Instinctively, my fingers drift to my wrist, brushing the tiny heart charm on the bracelet from Pierce.
One press and he comes. One press and I’m not alone. I know it.
But my hand hovers there, trembling, before falling away like magnets repelling each other. I don’t press. I can’t.
You’re overreacting, exhausted, filled to the brim with hormones. It’s nothing.
I tiptoe further in, my pulse hammering loud enough to echo off my eardrums. My mind scrambles as I try to convince myself to reach for the nearest thing, so I at least have a weapon.
Maybe I should get a dog—a pittie from the shelter. Someone who’d meet me at the door, nub wagging, letting me know when the house is safe, and it’s not just my anxiety pulling tricks.
The thought soothes me for half a second. Then I hear it.
A thud, followed by a muffled curse.
I’d know that voice anywhere.
My body reacts before my brain catches up. I shove my bedroom door open, heart lodged in my throat, only to be met with emptiness. The bed is still unmade from this morning.
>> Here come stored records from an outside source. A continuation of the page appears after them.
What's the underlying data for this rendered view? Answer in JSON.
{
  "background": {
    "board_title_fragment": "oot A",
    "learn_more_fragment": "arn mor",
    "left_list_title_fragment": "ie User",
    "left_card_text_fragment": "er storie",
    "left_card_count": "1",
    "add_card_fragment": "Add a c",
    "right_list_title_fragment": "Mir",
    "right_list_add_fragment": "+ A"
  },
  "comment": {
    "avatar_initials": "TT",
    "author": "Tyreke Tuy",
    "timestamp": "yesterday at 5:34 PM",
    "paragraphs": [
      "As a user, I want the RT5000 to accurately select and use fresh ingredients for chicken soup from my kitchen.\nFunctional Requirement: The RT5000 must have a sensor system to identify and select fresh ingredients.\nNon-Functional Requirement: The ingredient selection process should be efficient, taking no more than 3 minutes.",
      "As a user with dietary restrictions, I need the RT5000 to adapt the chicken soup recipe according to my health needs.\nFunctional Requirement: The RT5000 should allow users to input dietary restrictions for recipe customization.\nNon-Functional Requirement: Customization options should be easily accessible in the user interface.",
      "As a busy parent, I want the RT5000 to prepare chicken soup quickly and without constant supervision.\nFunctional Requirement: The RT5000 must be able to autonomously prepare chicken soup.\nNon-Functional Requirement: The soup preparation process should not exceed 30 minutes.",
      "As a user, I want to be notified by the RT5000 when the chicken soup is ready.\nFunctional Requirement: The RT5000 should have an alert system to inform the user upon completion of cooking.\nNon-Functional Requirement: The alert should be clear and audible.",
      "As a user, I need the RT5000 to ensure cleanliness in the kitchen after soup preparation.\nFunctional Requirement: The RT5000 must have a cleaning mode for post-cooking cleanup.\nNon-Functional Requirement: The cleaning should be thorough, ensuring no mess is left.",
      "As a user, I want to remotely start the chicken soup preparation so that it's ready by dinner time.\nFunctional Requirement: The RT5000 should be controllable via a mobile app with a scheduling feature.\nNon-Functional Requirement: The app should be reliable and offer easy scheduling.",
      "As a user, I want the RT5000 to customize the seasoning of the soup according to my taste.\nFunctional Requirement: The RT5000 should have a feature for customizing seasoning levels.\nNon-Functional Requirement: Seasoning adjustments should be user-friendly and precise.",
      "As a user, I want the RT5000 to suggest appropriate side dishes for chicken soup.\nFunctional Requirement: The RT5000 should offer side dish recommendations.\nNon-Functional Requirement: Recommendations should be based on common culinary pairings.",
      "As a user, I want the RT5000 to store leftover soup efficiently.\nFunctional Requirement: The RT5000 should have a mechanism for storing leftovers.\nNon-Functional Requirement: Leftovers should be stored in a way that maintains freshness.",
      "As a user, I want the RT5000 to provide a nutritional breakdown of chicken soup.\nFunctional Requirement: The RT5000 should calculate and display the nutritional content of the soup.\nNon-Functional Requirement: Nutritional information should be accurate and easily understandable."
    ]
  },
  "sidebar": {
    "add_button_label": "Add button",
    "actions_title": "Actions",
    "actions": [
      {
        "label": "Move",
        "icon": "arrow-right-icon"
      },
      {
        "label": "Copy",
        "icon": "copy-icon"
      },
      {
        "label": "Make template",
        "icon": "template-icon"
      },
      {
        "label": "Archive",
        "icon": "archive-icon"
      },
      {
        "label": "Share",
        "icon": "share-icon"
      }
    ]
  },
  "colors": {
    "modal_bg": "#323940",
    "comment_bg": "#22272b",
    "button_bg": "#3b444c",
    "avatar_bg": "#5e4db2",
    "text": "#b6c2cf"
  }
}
The blinds are tilted just the way I left them.
“What the hell…” The whisper barely makes it out.
Spinning, I cross the hall in two quick strides, shove the next door wide, and stop dead.
“Pierce, what the fuck are you doing here?”
His head jerks toward me, eyes wide, guilt flashing before anything else. A box of diapers tumbles from his hands, landing heavy on the rug at his feet.
A rug that wasn’t there before. Blush-pink, checkered, and plush enough, I want to curl my toes into it. My gaze drags upward, across the rest of the room.
My nursery is painted, furnished, and filled with boxes of unopened baby items. Nothing like the blank space I left just days ago.
“You’re not supposed to be home,” he says, voice rough and tired, like he’s been at it for hours.
“Right back atcha.” The words fly out sharp and breathless, but his mouth curves, just slightly. A sparkle flickers in his soft eyes.
“So this is still my home, Princess?”
Heat rises up my neck at the nickname, at the hope braided through the question, but I ignore it with all the grace of an elephant in stilettos. My words tumble out in a rush. “When did you do all this? How? Why?”
“You wouldn’t talk to me.”
“So you broke in to paint and decorate?”
It should infuriate me. Should send me into a storm of anger, with a lecture on boundaries, trespassing, and trust. But instead, I just stand there, my throat tight, because the longer I look around, the more my anger frays into something a lot like forgiveness.
Because he did it right. The board I kept tucked away on my laptop—he brought it to life. Every detail. The furniture I saved in a cart but never bought. The paint I’d spent an hour at the hardware store picking out—all of it.
It’s beautiful and just as I imagined.